The primary alternative to this arrangement was a scheme which reversed the order of these directories: `package/format'. This reversed arrangement has a strong appeal: it keeps all of the files related to a particular package in a single place. The arrangement actually adopted tends to spread files out into two or three places (macros, documentation, and fonts, for example, are spread into different sections of the tree right at the top level).

Nevertheless, the `format/package' structure won for a couple of reasons:

Font structure

The TWG struggled more with the font directory structure than anything else. This is not surprising; the need to use the proliferation of PostScript fonts with TeX is what made the previous arrangement with all files in a single directory untenable, and therefore what initiated the TDS effort.

Font file type location

We considered the supplier-first arrangement in use at many sites:

texmf/fonts/supplier/typeface/type/

This improves the maintainability of the font tree, since all files comprising a given typeface are in one place, but unless all the programs that search this tree employ some form of caching, there are serious performance concerns. For example, in order to find a `TFM' file, the simplest implementation would require TeX to search through all the directories that contain `PK' files in all modes and at all resolutions.

In the end, a poll of developers revealed considerable resistance to implementing sufficient caching mechanisms, so this arrangement was abandoned. The TDS arrangement allows the search tree to be restricted to the correct type of file, at least. Concerns about efficiency remain, but there seems to be no more we can do without abandoning subdirectory searching entirely.

We also considered segregating all font-related files strictly by file type, so that METAFONT sources would be in a directory `texmf/fonts/mf', property list files in `texmf/fonts/pl', the various forms of Type 1 fonts separated, and so on. Although more blindly consistent, we felt that the drawback of more complicated path constructions outweighed this. The TDS merges file types (`mf' and `pl' under `source', `pfa' and `pfb' and `gsf' under `type1') where beneficial.

Mode and resolution location

We considered having the `mode' at the bottom of the font tree:

texmf/fonts/pk/supplier/typeface/mode/dpi/

In this case, however, it is difficult to limit subdirectory searching to the mode required for a particular device.

We then considered moving the `dpinnn' up to below the mode:

texmf/fonts/pk/mode/dpi/supplier/typeface/

But then it is not feasible to omit the `dpinnn' level altogether on systems which can and do choose to use long filenames.

Modeless bitmaps

The TDS specifies using a single directory `modeless/' as the mode name for those utilities which generate bitmaps, e.g., `texmf/fonts/modeless/times/'. This has the considerable advantage of not requiring each such directory name to be listed in a search path.
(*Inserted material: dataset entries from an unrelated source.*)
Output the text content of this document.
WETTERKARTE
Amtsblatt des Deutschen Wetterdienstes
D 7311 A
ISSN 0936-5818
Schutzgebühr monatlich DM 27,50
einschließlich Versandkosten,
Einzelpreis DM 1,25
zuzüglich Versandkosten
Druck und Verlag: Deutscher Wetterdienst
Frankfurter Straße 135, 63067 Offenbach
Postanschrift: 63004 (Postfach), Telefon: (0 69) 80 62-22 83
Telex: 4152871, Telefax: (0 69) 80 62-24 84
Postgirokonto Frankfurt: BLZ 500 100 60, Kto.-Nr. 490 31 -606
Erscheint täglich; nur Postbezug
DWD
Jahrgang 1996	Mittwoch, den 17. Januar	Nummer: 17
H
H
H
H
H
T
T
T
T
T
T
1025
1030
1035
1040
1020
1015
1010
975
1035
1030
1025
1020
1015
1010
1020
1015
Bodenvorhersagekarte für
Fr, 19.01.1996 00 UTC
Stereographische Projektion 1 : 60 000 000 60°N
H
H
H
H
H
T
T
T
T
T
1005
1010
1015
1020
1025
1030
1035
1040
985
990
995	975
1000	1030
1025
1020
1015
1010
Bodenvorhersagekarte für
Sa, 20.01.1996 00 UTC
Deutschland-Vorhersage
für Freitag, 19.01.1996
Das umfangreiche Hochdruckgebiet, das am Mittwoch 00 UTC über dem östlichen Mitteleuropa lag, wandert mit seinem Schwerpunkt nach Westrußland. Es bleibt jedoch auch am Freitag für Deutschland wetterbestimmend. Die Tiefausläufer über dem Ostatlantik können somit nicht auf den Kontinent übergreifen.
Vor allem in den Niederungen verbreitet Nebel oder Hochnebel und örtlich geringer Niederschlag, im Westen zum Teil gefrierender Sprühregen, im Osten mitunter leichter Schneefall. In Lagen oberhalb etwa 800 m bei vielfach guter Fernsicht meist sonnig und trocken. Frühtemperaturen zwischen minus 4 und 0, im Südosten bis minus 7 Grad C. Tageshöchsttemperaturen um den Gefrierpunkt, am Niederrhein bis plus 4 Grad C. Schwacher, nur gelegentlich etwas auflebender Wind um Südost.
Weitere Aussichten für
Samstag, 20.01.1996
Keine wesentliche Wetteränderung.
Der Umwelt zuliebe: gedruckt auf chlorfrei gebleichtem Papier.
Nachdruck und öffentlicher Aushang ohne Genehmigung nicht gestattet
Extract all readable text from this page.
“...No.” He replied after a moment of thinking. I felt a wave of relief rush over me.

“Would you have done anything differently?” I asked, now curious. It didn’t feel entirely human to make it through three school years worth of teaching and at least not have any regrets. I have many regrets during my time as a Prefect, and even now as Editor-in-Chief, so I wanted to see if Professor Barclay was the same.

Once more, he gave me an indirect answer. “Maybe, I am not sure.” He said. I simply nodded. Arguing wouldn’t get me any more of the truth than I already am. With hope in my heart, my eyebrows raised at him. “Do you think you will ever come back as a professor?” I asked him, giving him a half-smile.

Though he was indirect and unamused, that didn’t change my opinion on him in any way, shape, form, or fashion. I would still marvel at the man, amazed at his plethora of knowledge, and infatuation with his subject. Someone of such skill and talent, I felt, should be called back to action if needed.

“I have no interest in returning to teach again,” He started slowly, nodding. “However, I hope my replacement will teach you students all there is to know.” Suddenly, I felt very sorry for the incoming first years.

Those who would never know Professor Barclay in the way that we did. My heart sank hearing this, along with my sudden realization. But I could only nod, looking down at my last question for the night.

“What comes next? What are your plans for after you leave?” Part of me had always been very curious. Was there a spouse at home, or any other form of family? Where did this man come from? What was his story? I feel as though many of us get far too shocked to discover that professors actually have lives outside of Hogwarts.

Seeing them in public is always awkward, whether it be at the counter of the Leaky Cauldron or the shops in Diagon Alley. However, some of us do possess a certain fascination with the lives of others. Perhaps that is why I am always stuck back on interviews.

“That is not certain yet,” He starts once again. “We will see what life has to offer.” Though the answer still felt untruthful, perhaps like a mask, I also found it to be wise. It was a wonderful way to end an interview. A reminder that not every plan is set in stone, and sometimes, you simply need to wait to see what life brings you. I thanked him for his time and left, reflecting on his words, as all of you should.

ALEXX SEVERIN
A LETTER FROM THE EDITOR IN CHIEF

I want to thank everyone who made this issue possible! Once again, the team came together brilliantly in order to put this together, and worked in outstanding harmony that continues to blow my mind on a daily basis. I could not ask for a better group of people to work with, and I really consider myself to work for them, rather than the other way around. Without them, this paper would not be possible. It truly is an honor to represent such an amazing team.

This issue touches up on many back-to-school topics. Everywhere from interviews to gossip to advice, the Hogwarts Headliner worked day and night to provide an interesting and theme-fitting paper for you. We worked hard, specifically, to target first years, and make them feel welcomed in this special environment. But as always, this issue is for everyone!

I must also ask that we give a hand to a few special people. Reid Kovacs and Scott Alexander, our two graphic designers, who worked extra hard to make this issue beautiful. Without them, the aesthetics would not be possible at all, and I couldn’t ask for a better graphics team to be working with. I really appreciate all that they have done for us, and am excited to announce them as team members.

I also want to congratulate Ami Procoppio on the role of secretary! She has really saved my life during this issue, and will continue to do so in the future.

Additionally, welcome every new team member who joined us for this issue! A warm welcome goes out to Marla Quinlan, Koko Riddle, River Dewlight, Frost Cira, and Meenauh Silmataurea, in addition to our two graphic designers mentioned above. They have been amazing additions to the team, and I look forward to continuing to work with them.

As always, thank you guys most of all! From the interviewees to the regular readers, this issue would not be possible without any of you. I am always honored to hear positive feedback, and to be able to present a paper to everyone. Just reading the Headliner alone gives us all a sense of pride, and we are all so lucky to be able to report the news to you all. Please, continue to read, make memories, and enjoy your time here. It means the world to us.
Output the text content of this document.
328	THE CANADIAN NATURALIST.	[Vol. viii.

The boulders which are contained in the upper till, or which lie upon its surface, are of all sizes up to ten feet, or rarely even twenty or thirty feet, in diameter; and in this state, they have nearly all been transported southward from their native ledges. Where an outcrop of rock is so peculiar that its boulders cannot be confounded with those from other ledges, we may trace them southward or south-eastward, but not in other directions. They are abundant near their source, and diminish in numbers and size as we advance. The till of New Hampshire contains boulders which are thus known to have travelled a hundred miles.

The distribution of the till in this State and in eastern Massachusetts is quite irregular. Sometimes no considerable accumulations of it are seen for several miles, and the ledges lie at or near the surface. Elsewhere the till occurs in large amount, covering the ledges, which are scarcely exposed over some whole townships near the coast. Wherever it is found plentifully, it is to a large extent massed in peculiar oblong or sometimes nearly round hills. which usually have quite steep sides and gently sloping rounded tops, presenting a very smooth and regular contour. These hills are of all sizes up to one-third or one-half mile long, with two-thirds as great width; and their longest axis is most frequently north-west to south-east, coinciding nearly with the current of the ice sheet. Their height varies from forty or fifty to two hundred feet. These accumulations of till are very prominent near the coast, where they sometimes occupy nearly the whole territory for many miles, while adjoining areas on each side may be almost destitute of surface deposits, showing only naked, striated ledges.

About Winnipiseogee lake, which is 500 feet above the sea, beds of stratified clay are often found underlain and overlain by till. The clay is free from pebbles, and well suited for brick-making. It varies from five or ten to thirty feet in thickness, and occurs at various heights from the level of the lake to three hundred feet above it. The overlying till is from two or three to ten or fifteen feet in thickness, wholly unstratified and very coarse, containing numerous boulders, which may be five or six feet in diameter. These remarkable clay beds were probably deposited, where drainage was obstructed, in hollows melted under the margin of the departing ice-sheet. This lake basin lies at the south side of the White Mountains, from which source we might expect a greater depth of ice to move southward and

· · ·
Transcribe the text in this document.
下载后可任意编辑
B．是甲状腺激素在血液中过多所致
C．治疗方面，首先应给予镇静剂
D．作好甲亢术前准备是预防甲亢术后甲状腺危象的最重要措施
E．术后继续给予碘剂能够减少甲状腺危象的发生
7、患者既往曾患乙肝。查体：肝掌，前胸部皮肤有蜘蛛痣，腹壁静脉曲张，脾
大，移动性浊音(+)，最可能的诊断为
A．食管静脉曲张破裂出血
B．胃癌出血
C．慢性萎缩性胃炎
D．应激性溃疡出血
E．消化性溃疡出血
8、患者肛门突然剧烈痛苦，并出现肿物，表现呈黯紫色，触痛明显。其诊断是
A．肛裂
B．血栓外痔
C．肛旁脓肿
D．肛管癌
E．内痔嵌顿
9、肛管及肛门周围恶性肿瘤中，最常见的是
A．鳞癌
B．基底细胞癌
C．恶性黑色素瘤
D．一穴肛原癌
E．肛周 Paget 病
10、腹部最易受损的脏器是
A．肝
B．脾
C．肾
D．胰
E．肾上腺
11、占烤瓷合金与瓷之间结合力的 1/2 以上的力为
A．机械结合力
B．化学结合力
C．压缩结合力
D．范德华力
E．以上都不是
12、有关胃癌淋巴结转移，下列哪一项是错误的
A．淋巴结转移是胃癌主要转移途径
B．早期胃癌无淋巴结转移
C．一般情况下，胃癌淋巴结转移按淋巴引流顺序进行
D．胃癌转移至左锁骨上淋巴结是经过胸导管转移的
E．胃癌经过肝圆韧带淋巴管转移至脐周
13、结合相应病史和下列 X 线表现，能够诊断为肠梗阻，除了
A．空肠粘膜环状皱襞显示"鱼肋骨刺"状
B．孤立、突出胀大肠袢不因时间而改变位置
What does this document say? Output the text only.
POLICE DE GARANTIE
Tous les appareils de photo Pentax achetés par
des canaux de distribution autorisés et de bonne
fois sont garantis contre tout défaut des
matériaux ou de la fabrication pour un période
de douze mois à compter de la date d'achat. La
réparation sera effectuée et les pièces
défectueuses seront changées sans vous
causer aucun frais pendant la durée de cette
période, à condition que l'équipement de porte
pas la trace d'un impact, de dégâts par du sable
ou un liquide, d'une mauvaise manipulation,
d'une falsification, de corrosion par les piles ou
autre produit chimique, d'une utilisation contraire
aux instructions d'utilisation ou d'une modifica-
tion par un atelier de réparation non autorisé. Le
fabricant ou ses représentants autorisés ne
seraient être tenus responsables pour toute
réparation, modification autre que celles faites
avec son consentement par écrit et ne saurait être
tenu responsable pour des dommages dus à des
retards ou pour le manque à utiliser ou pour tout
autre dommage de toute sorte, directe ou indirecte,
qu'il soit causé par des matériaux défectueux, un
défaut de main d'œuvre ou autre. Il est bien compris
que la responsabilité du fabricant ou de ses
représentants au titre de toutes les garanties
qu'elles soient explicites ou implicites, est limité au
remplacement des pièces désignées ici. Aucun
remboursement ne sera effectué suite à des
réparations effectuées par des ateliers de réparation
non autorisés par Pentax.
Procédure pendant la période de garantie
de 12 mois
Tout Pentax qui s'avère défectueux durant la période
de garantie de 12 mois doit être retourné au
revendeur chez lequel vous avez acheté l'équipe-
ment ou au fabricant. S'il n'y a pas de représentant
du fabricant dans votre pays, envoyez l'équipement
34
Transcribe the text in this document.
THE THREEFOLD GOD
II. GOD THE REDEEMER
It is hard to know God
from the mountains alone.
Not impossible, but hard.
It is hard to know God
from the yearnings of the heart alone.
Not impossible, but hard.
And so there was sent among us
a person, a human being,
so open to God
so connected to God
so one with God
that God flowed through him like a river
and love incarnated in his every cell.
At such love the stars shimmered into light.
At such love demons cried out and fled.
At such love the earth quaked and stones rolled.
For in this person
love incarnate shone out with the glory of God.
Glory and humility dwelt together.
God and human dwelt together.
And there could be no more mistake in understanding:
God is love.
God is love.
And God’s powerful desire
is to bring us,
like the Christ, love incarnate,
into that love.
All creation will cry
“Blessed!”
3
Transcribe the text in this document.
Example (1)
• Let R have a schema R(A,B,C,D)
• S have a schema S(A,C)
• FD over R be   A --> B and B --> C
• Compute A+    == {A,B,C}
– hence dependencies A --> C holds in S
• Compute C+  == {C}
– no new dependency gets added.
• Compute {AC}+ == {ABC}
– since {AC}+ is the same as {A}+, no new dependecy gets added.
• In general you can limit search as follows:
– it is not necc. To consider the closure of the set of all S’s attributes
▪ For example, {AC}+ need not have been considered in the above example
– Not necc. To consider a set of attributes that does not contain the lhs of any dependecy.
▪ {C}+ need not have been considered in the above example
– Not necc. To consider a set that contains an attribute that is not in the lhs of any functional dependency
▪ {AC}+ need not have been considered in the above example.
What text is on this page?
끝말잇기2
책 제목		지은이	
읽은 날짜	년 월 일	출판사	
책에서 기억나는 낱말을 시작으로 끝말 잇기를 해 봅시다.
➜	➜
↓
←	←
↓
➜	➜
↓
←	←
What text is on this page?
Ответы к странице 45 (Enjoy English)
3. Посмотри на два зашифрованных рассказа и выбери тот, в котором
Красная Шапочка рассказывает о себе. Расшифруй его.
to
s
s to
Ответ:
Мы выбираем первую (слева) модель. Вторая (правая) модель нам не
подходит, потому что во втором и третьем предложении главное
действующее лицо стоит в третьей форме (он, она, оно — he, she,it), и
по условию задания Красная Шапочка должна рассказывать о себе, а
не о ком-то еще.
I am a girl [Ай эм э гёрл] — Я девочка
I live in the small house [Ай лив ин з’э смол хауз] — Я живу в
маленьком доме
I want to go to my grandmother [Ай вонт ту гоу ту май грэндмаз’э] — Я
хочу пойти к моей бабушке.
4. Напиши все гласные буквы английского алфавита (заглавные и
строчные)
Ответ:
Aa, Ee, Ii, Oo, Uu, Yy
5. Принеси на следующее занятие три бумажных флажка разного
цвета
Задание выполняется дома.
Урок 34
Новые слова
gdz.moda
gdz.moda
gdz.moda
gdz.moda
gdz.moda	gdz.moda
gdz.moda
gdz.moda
An alternative was to use the utility name below which all such directories could be gathered. That has the advantage of separating, say, `gsftopk'-generated bitmaps from `ps2pk'-generated ones. However, we decided this was not necessary; most sites will use only one program for the purpose. Also, PK and GF fonts generally identify their creator in the font comment following the `PK_ID' byte.

We are making an implicit assumption that METAFONT is the only program producing mode-dependent bitmaps. If this becomes false we could add an abbreviation for the program to mode names, as in `mfcx' vs. `xyzcx' for a hypothetical program Xyz, or we could at that time add an additional program name level uniformly to the tree. It seemed more important to concisely represent the current situation than to worry about hypothetical possibilities that may never happen.

Documentation structure

We considered placing additional documentation files in the same directory as the source files for the packages, but we felt that users should be able to find documentation separately from sources, since most users have no interest in sources.

We hope that a separate, but parallel, structure for documentation would (1) keep the documentation together and (2) make it as straightforward as possible for users to find the particular documentation they were after.